By NewsDesk @infectiousdiseasenews
The number of chikungunya cases in Thailand has risen to 6113, an increase of some 400 in the past week, according to the Bureau of Epidemiology (BOE). Cases have now been reported in 67 of the 77 Thai provinces.
The provinces with the highest prevalence include Chanthaburi, Uthai Thani, Lamphun and Trat.
No deaths have been recorded.
Symptoms of chikungunya disease usually begin 3–7 days after a person is bitten by an infected mosquito. Most people infected with chikungunya virus develop some symptoms. The most common symptoms are fever and joint pain. Other symptoms can include headache, muscle pain, joint swelling, or rash.
The symptoms of chikungunya disease are similar to those of dengue and Zika. Dengue and Zika are two other diseases spread by the same mosquitoes that transmit chikungunya.
Chikungunya disease does not often result in death, but the symptoms can be severe and disabling. And even though most patients feel better within a week, others may have joint pain that lasts for months.
Since the beginning of the year, the BOE has recorded 41,415 dengue fever cases from all 77 provinces, including 31 deaths. This total is up from 28,300 cases one month ago.
Provinces reporting the highest incidence include Mae Hong Son, Chaiyaphum, Rayong, Nakhon Ratchasima and Khon Kaen.
Dengue is a viral infection transmitted by the bite of an infected mosquito. There are four closely related but antigenically different serotypes of the virus that can cause dengue (DEN1, DEN 2, DEN 3, DEN 4).
Dengue Fever (DF) – marked by an onset of sudden high fever, severe headache, pain behind the eyes, and pain in muscles and joints. Some may also have a rash and varying degree of bleeding from various parts of the body (including nose, mouth and gums or skin bruising).Dengue has a wide spectrum of infection outcome (asymptomatic to symptomatic). Symptomatic illness can vary from dengue fever (DF) to the more serious dengue hemorrhagic fever (DHF).
Dengue Hemorrhagic Fever (DHF) – is a more severe form, seen only in a small proportion of those infected. DHF is a stereotypic illness characterized by 3 phases; febrile phase with high continuous fever usually lasting for less than 7 days; critical phase (plasma leaking) lasting 1-2 days usually apparent when fever comes down, leading to shock if not detected and treated early; convalescence phase lasting 2-5 days with improvement of appetite, bradycardia (slow heart rate), convalescent rash (white patches in red background), often accompanied by generalized itching (more intense in palms and soles), and diuresis (increase urine output).

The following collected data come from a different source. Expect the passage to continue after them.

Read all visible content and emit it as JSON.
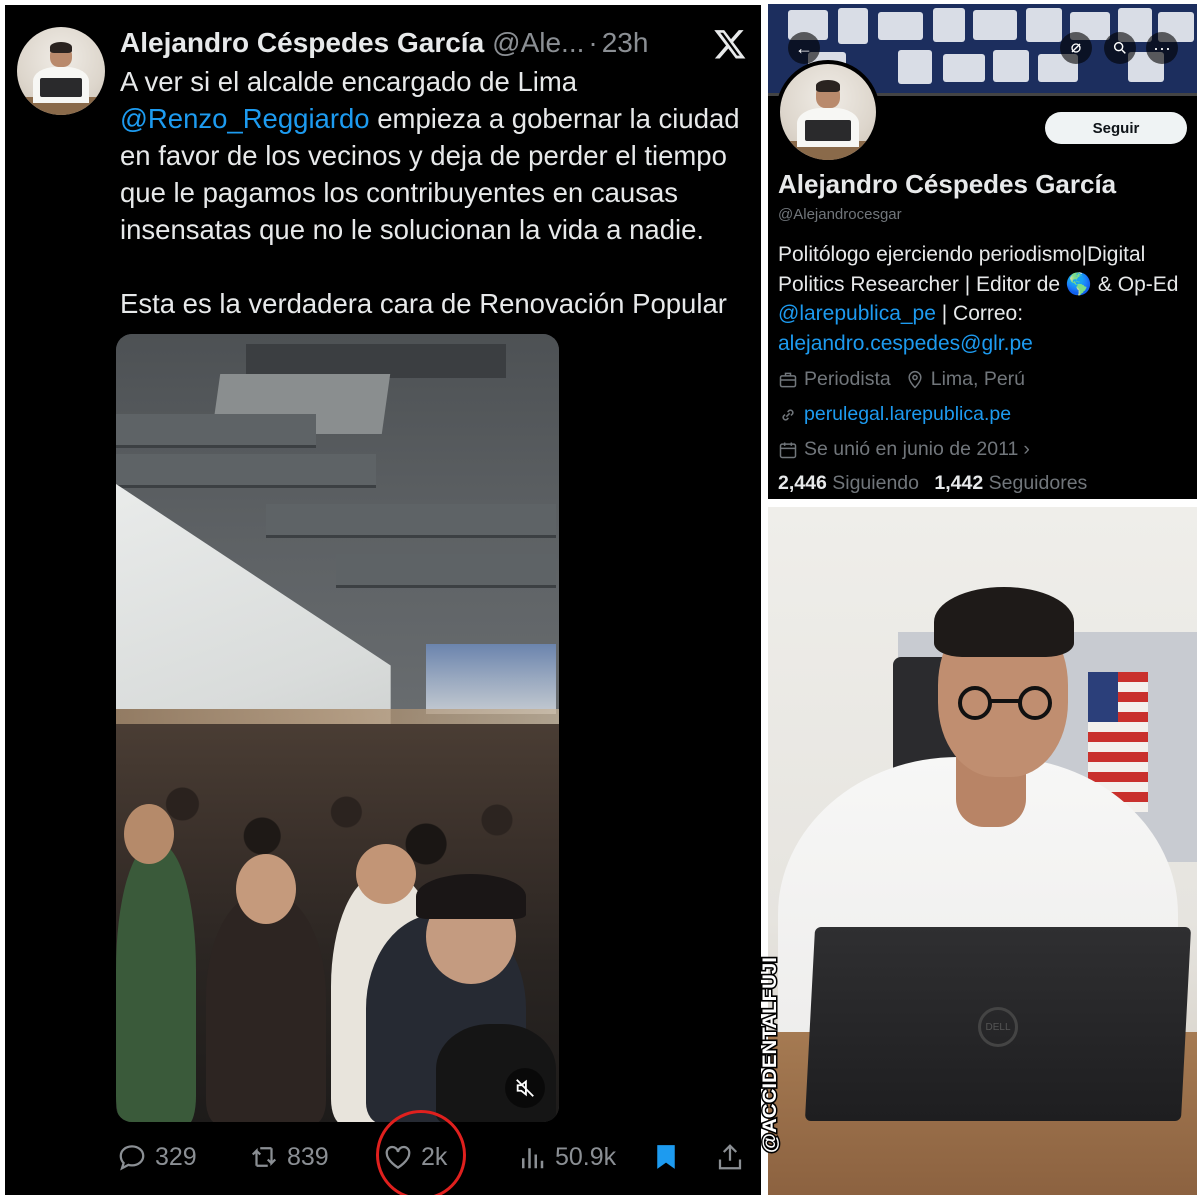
{
  "tweet": {
    "author_name": "Alejandro Céspedes García",
    "author_handle": "@Ale...",
    "separator": "·",
    "time": "23h",
    "text_line1_prefix": "A ver si el alcalde encargado de Lima",
    "mention": "@Renzo_Reggiardo",
    "text_line2_suffix": " empieza a gobernar la ciudad en favor de los vecinos y deja de perder el tiempo que le pagamos los contribuyentes en causas insensatas que no le solucionan la vida a nadie.",
    "text_paragraph2": "Esta es la verdadera cara de Renovación Popular",
    "actions": {
      "replies": "329",
      "reposts": "839",
      "likes": "2k",
      "views": "50.9k"
    },
    "icons": [
      "x-logo-icon",
      "mute-icon",
      "reply-icon",
      "repost-icon",
      "like-icon",
      "views-icon",
      "bookmark-icon",
      "share-icon"
    ],
    "highlight_color": "#e0201e"
  },
  "profile": {
    "follow_label": "Seguir",
    "name": "Alejandro Céspedes García",
    "handle": "@Alejandrocesgar",
    "bio_part1": "Politólogo ejerciendo periodismo|Digital Politics Researcher | Editor de",
    "bio_globe": "🌎",
    "bio_part2": " & Op-Ed ",
    "bio_link": "@larepublica_pe",
    "bio_part3": " | Correo: ",
    "bio_email": "alejandro.cespedes@glr.pe",
    "occupation": "Periodista",
    "location": "Lima, Perú",
    "website": "perulegal.larepublica.pe",
    "joined": "Se unió en junio de 2011",
    "joined_chevron": "›",
    "following_count": "2,446",
    "following_label": "Siguiendo",
    "followers_count": "1,442",
    "followers_label": "Seguidores",
    "nav_back": "←",
    "nav_more": "···"
  },
  "watermark": "@ACCIDENTALFUJI",
  "photo": {
    "laptop_logo": "DELL"
  }
}
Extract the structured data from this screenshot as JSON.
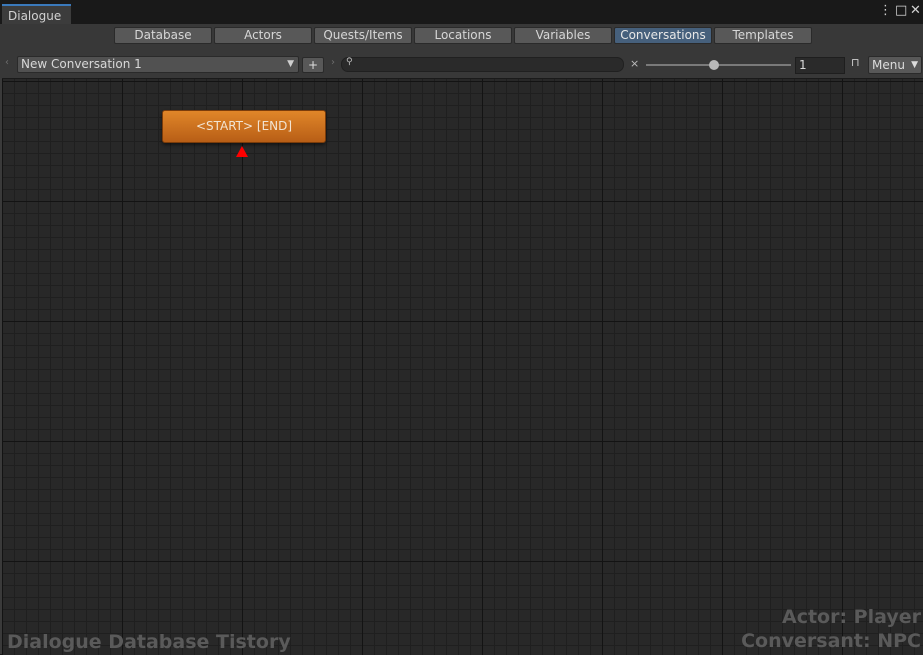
{
  "window": {
    "title": "Dialogue",
    "controls": {
      "more_icon": "⋮",
      "maximize_icon": "□",
      "close_icon": "✕"
    }
  },
  "tabs": [
    {
      "label": "Database",
      "active": false
    },
    {
      "label": "Actors",
      "active": false
    },
    {
      "label": "Quests/Items",
      "active": false
    },
    {
      "label": "Locations",
      "active": false
    },
    {
      "label": "Variables",
      "active": false
    },
    {
      "label": "Conversations",
      "active": true
    },
    {
      "label": "Templates",
      "active": false
    }
  ],
  "toolbar": {
    "prev_arrow": "‹",
    "next_arrow": "›",
    "conversation_selected": "New Conversation 1",
    "add_label": "+",
    "search_value": "",
    "clear_label": "×",
    "zoom_value": "1",
    "menu_label": "Menu"
  },
  "canvas": {
    "node_label": "<START> [END]",
    "node_color": "#d0741f",
    "marker_color": "#ff0000"
  },
  "overlay": {
    "database_name": "Dialogue Database Tistory",
    "actor": "Actor: Player",
    "conversant": "Conversant: NPC"
  },
  "colors": {
    "active_tab": "#46607c",
    "window_accent": "#3a79bb"
  }
}
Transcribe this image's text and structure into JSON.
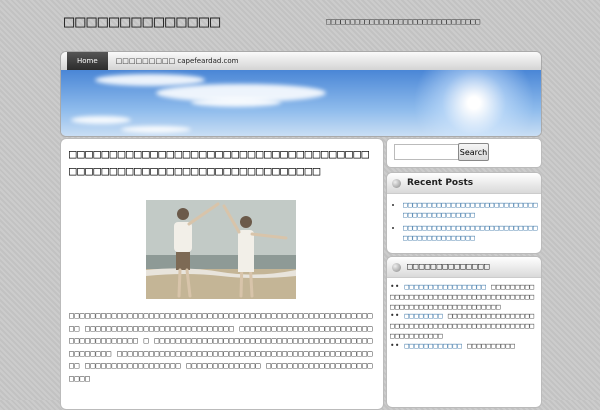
{
  "site": {
    "title": "□□□□□□□□□□□□□□",
    "description": "□□□□□□□□□□□□□□□□□□□□□□□□□□□□□□□□"
  },
  "nav": {
    "items": [
      "Home",
      "□□□□□□□□□ capefeardad.com"
    ]
  },
  "post": {
    "title": "□□□□□□□□□□□□□□□□□□□□□□□□□□□□□□□□□□□□□□□□□□□□□□□□□□□□□□□□□□□□□□□□□□□□",
    "body": "□□□□□□□□□□□□□□□□□□□□□□□□□□□□□□□□□□□□□□□□□□□□□□□□□□□□□□□□□□□ □□□□□□□□□□□□□□□□□□□□□□□□□□□□ □□□□□□□□□□□□□□□□□□□□□□□□□□□□□□□□□□□□□□ □ □□□□□□□□□□□□□□□□□□□□□□□□□□□□□□□□□□□□□□□□□□□□□□□□□ □□□□□□□□□□□□□□□□□□□□□□□□□□□□□□□□□□□□□□□□□□□□□□□□□□ □□□□□□□□□□□□□□□□□□ □□□□□□□□□□□□□□ □□□□□□□□□□□□□□□□□□□□□□□□"
  },
  "search": {
    "button": "Search",
    "placeholder": ""
  },
  "recent_posts": {
    "title": "Recent Posts",
    "items": [
      "□□□□□□□□□□□□□□□□□□□□□□□□□□□□□□□□□□□□□□□□□□□",
      "□□□□□□□□□□□□□□□□□□□□□□□□□□□□□□□□□□□□□□□□□□□"
    ]
  },
  "widget2": {
    "title": "□□□□□□□□□□□□□□",
    "entries": [
      {
        "link": "□□□□□□□□□□□□□□□□□",
        "text": "□□□□□□□□□□□□□□□□□□□□□□□□□□□□□□□□□□□□□□□□□□□□□□□□□□□□□□□□□□□□□□"
      },
      {
        "link": "□□□□□□□□",
        "text": "□□□□□□□□□□□□□□□□□□□□□□□□□□□□□□□□□□□□□□□□□□□□□□□□□□□□□□□□□□□"
      },
      {
        "link": "□□□□□□□□□□□□",
        "text": "□□□□□□□□□□"
      }
    ]
  }
}
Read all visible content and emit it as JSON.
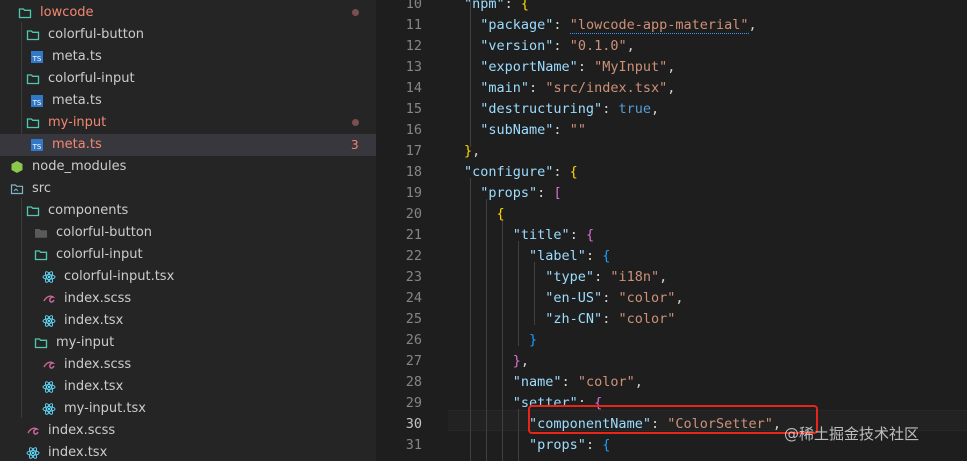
{
  "explorer": {
    "items": [
      {
        "label": "lowcode",
        "kind": "folder-open",
        "modified": true
      },
      {
        "label": "colorful-button",
        "kind": "folder-open"
      },
      {
        "label": "meta.ts",
        "kind": "ts"
      },
      {
        "label": "colorful-input",
        "kind": "folder-open"
      },
      {
        "label": "meta.ts",
        "kind": "ts"
      },
      {
        "label": "my-input",
        "kind": "folder-open",
        "modified": true
      },
      {
        "label": "meta.ts",
        "kind": "ts",
        "badge": "3",
        "selected": true
      },
      {
        "label": "node_modules",
        "kind": "node"
      },
      {
        "label": "src",
        "kind": "src"
      },
      {
        "label": "components",
        "kind": "folder-open"
      },
      {
        "label": "colorful-button",
        "kind": "folder-closed"
      },
      {
        "label": "colorful-input",
        "kind": "folder-open"
      },
      {
        "label": "colorful-input.tsx",
        "kind": "react"
      },
      {
        "label": "index.scss",
        "kind": "sass"
      },
      {
        "label": "index.tsx",
        "kind": "react"
      },
      {
        "label": "my-input",
        "kind": "folder-open"
      },
      {
        "label": "index.scss",
        "kind": "sass"
      },
      {
        "label": "index.tsx",
        "kind": "react"
      },
      {
        "label": "my-input.tsx",
        "kind": "react"
      },
      {
        "label": "index.scss",
        "kind": "sass"
      },
      {
        "label": "index.tsx",
        "kind": "react"
      }
    ]
  },
  "editor": {
    "line_numbers": [
      "10",
      "11",
      "12",
      "13",
      "14",
      "15",
      "16",
      "17",
      "18",
      "19",
      "20",
      "21",
      "22",
      "23",
      "24",
      "25",
      "26",
      "27",
      "28",
      "29",
      "30",
      "31"
    ],
    "active_line": "30",
    "tokens": {
      "l10_key": "\"npm\"",
      "l11_key": "\"package\"",
      "l11_val": "\"lowcode-app-material\"",
      "l12_key": "\"version\"",
      "l12_val": "\"0.1.0\"",
      "l13_key": "\"exportName\"",
      "l13_val": "\"MyInput\"",
      "l14_key": "\"main\"",
      "l14_val": "\"src/index.tsx\"",
      "l15_key": "\"destructuring\"",
      "l15_val": "true",
      "l16_key": "\"subName\"",
      "l16_val": "\"\"",
      "l18_key": "\"configure\"",
      "l19_key": "\"props\"",
      "l21_key": "\"title\"",
      "l22_key": "\"label\"",
      "l23_key": "\"type\"",
      "l23_val": "\"i18n\"",
      "l24_key": "\"en-US\"",
      "l24_val": "\"color\"",
      "l25_key": "\"zh-CN\"",
      "l25_val": "\"color\"",
      "l28_key": "\"name\"",
      "l28_val": "\"color\"",
      "l29_key": "\"setter\"",
      "l30_key": "\"componentName\"",
      "l30_val": "\"ColorSetter\"",
      "l31_key": "\"props\""
    }
  },
  "watermark": "@稀土掘金技术社区",
  "colors": {
    "accent_red": "#e8251a",
    "modified": "#f48771"
  }
}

Dengue Shock Syndrome (DSS) — Shock syndrome is a dangerous complication of dengue infection and is associated with high mortality. Severe dengue occurs as a result of secondary infection with a different virus serotype. Increased vascular permeability, together with myocardial dysfunction and dehydration, contribute to the development of shock, with resultant multiorgan failure.